Third, it reduces class size. By a lot.
Always good but in my line of buisiness, the mobile area, VERY important.
I have seen 50% size reduction and basically speaking, it can mean getting your app on a phone or not.

Talk about arrogant and presumptuous.

[blahblahblahh]

IIRC it also had a funny feature where it obfuscated by keeping the method names but rearranging them.
Kinda evil if you think about it.

Basic assumptions I make when decompiling someone's code:
...I think you'll find that's pretty common. shift-alt-t is the decompilers best friend

What boat did you get off from?
You do not know me, how I code or anything else about me yet you think you can judge me because I use an obfuscator?

I wasn't referring to you in particular, I was referring to the many people whose obfuscated code I've decompiled. It's a gross generalization, but so far seems pretty accurate. Some of the comments were also tongue-in-cheek - many people fail to use good method names *even when they're trying to*.

Here are some clues:

One benefit of obfuscating is to make your code unreadable to others. Not really a blocker to anyone willing to read your code but every bit counts.
This does NOT mean my naming is poor or anything like that. I have no idea where you get off presuming that crap.

It doesn't make your code unreadable to others. In most cases, it makes the code no worse than any badly written code (e.g.
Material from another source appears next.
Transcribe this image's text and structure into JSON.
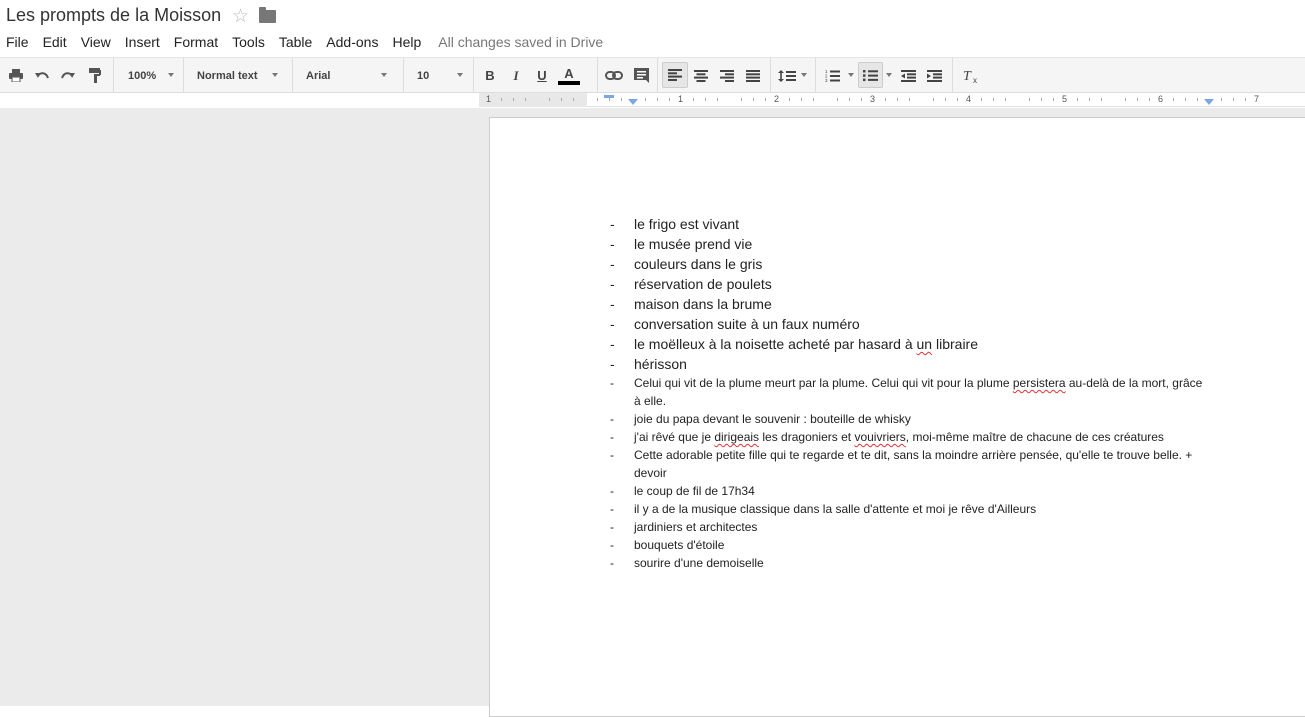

I've seen real source code where variables are named "one", "two", "three", and "red", "orange", "yelllow" when those words have nothing to do with the actual algroithm or program, as well as "myvariable1", "myvariable2", etc).

Second, obfuscation removes dead code.
...
Third, it reduces class size. By a lot.
Always good but in my line of buisiness, the mobile area, VERY important.
I have seen 50% size reduction and basically speaking, it can mean getting your app on a phone or not.

I *specifically* excepted classfile compression - and mobile dev was the main use case at the top of my head when I wrote that.

Talk about arrogant and presumptuous.

If you like . Feel free to PM me any amount of arrogant and presumptuous comments . HAND!